Evaluating the coefficients \(C_1,C_2,C_3\), and taking inverse Laplace transform, we get \[Y(t) = \frac{K_pA\omega\tau_p}{\tau_p^2\omega^2+1}e^{-t/\tau_p} - \frac{K_pA\omega\tau_p}{\tau_p^2\omega^2+1}\cos(\omega t) + \frac{K_pA}{\tau_p^2\omega^2+1}\sin(\omega t)\] As \(t\rightarrow \infty\), \(e^{-t/\tau_p}\rightarrow 0\). Hence, \[Y_{ss}(t) = - \frac{K_pA\omega\tau_p}{\tau_p^2\omega^2+1}\cos(\omega t) + \frac{K_pA}{\tau_p^2\omega^2+1}\sin(\omega t)\] Using the following trigonometric identity in the above: \[a_1\cos b + a_2\sin b = a_3\sin(b+\phi)\] where \[a_3 = \sqrt{a_1^2+a_2^2} \qquad \text{and} \qquad \phi = \tan^{-1}\left(\frac{a_1}{a_2}\right)\]

\[Y_{ss}(t) = \frac{AK_p}{\sqrt{\tau_p^2\omega^2+1}}\sin(\omega t+\phi)\] where \[\phi = \tan^{-1}(-\omega \tau_p)\]

The ultimate response (also referred to as steady state) of a first order system to a sinusoidal input is also a sinusoidal wave with the same frequency \(\omega\).
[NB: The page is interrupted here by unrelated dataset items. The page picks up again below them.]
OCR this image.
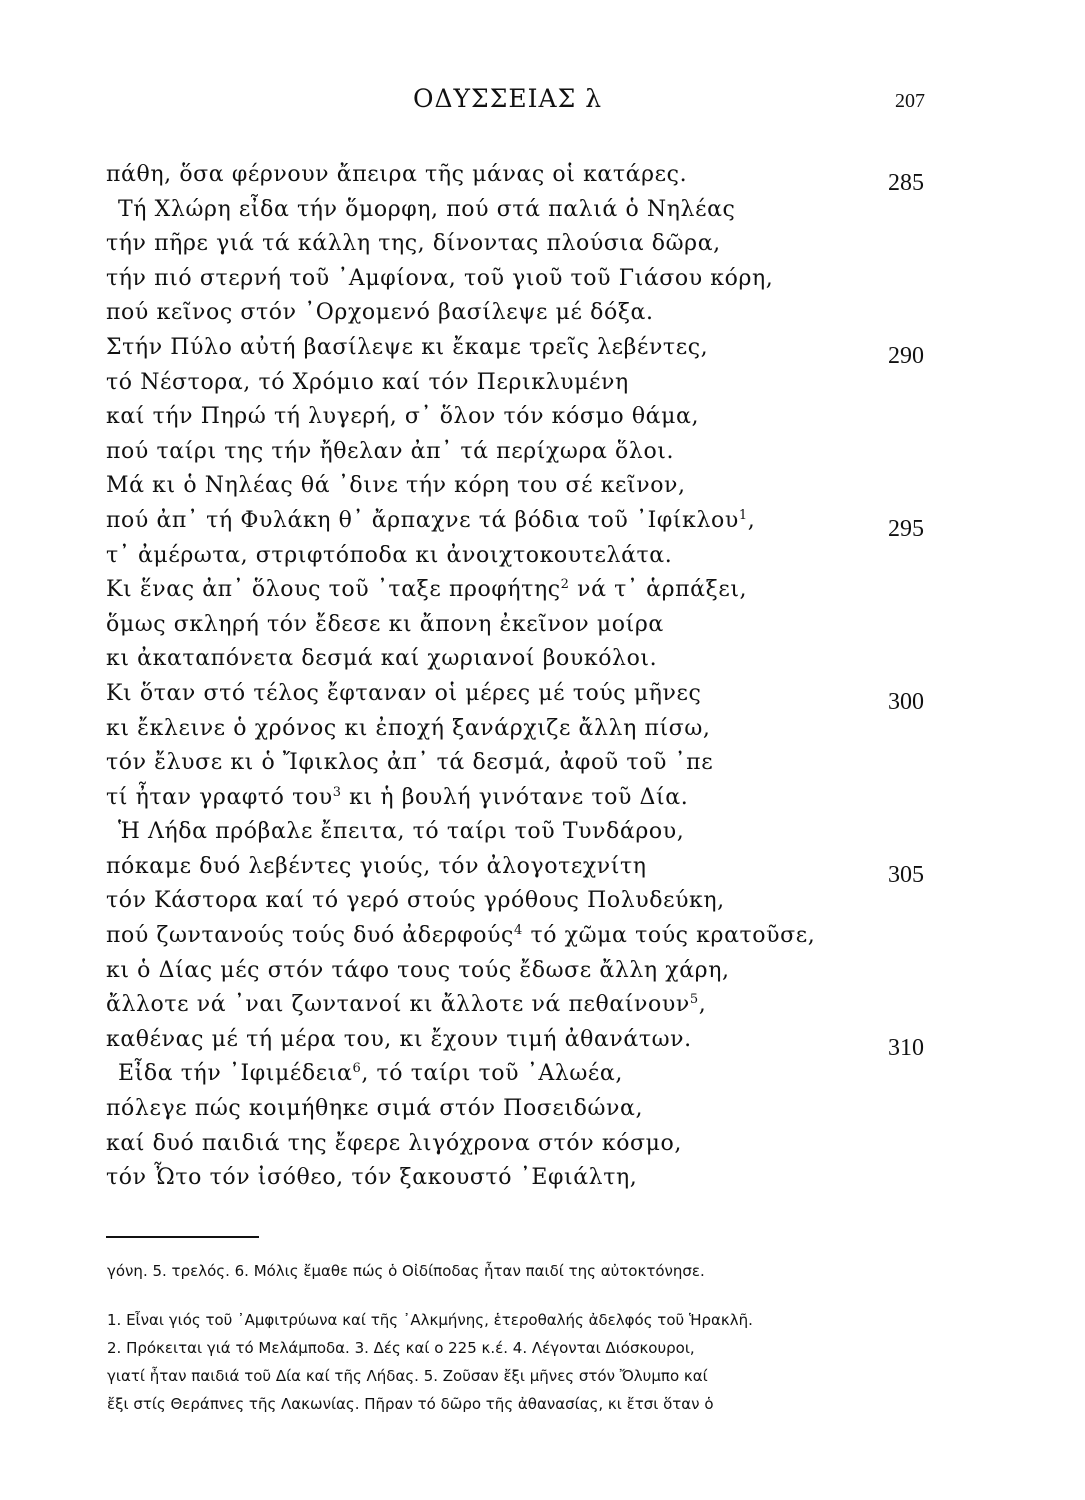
ΟΔΥΣΣΕΙΑΣ λ	207
πάθη, ὅσα φέρνουν ἄπειρα τῆς μάνας οἱ κατάρες.	285
Τή Χλώρη εἶδα τήν ὅμορφη, πού στά παλιά ὁ Νηλέας
τήν πῆρε γιά τά κάλλη της, δίνοντας πλούσια δῶρα,
τήν πιό στερνή τοῦ ᾿Αμφίονα, τοῦ γιοῦ τοῦ Γιάσου κόρη,
πού κεῖνος στόν ᾿Ορχομενό βασίλεψε μέ δόξα.
Στήν Πύλο αὐτή βασίλεψε κι ἔκαμε τρεῖς λεβέντες,	290
τό Νέστορα, τό Χρόμιο καί τόν Περικλυμένη
καί τήν Πηρώ τή λυγερή, σ᾿ ὅλον τόν κόσμο θάμα,
πού ταίρι της τήν ἤθελαν ἀπ᾿ τά περίχωρα ὅλοι.
Μά κι ὁ Νηλέας θά ᾿δινε τήν κόρη του σέ κεῖνον,
πού ἀπ᾿ τή Φυλάκη θ᾿ ἄρπαχνε τά βόδια τοῦ ᾿Ιφίκλου$^1$,	295
τ᾿ ἀμέρωτα, στριφτόποδα κι ἀνοιχτοκουτελάτα.
Κι ἕνας ἀπ᾿ ὅλους τοῦ ᾿ταξε προφήτης$^2$ νά τ᾿ ἁρπάξει,
ὅμως σκληρή τόν ἔδεσε κι ἄπονη ἐκεῖνον μοίρα
κι ἀκαταπόνετα δεσμά καί χωριανοί βουκόλοι.
Κι ὅταν στό τέλος ἔφταναν οἱ μέρες μέ τούς μῆνες	300
κι ἔκλεινε ὁ χρόνος κι ἐποχή ξανάρχιζε ἄλλη πίσω,
τόν ἔλυσε κι ὁ Ἴφικλος ἀπ᾿ τά δεσμά, ἀφοῦ τοῦ ᾿πε
τί ἦταν γραφτό του$^3$ κι ἡ βουλή γινότανε τοῦ Δία.
Ἡ Λήδα πρόβαλε ἔπειτα, τό ταίρι τοῦ Τυνδάρου,
πόκαμε δυό λεβέντες γιούς, τόν ἀλογοτεχνίτη	305
τόν Κάστορα καί τό γερό στούς γρόθους Πολυδεύκη,
πού ζωντανούς τούς δυό ἀδερφούς$^4$ τό χῶμα τούς κρατοῦσε,
κι ὁ Δίας μές στόν τάφο τους τούς ἔδωσε ἄλλη χάρη,
ἄλλοτε νά ᾿ναι ζωντανοί κι ἄλλοτε νά πεθαίνουν$^5$,
καθένας μέ τή μέρα του, κι ἔχουν τιμή ἀθανάτων.	310
Εἶδα τήν ᾿Ιφιμέδεια$^6$, τό ταίρι τοῦ ᾿Αλωέα,
πόλεγε πώς κοιμήθηκε σιμά στόν Ποσειδώνα,
καί δυό παιδιά της ἔφερε λιγόχρονα στόν κόσμο,
τόν Ὦτο τόν ἰσόθεο, τόν ξακουστό ᾿Εφιάλτη,
γόνη. 5. τρελός. 6. Μόλις ἔμαθε πώς ὁ Οἰδίποδας ἦταν παιδί της αὐτοκτόνησε.
1. Εἶναι γιός τοῦ ᾿Αμφιτρύωνα καί τῆς ᾿Αλκμήνης, ἑτεροθαλής ἀδελφός τοῦ Ἡρακλῆ.
2. Πρόκειται γιά τό Μελάμποδα. 3. Δές καί ο 225 κ.έ. 4. Λέγονται Διόσκουροι,
γιατί ἦταν παιδιά τοῦ Δία καί τῆς Λήδας. 5. Ζοῦσαν ἔξι μῆνες στόν Ὄλυμπο καί
ἔξι στίς Θεράπνες τῆς Λακωνίας. Πῆραν τό δῶρο τῆς ἀθανασίας, κι ἔτσι ὅταν ὁ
The ration of output amplitude to input amplitude is called the amplitude ratio (AR) and is a function of frequency. \[\text{AR} = \frac{K_p}{\sqrt{\tau_p^2\omega^2+1}}\]

The output wave lags behind the input wave (phase lag) by an angle \(|\phi|\), which is also a function of \(\omega\).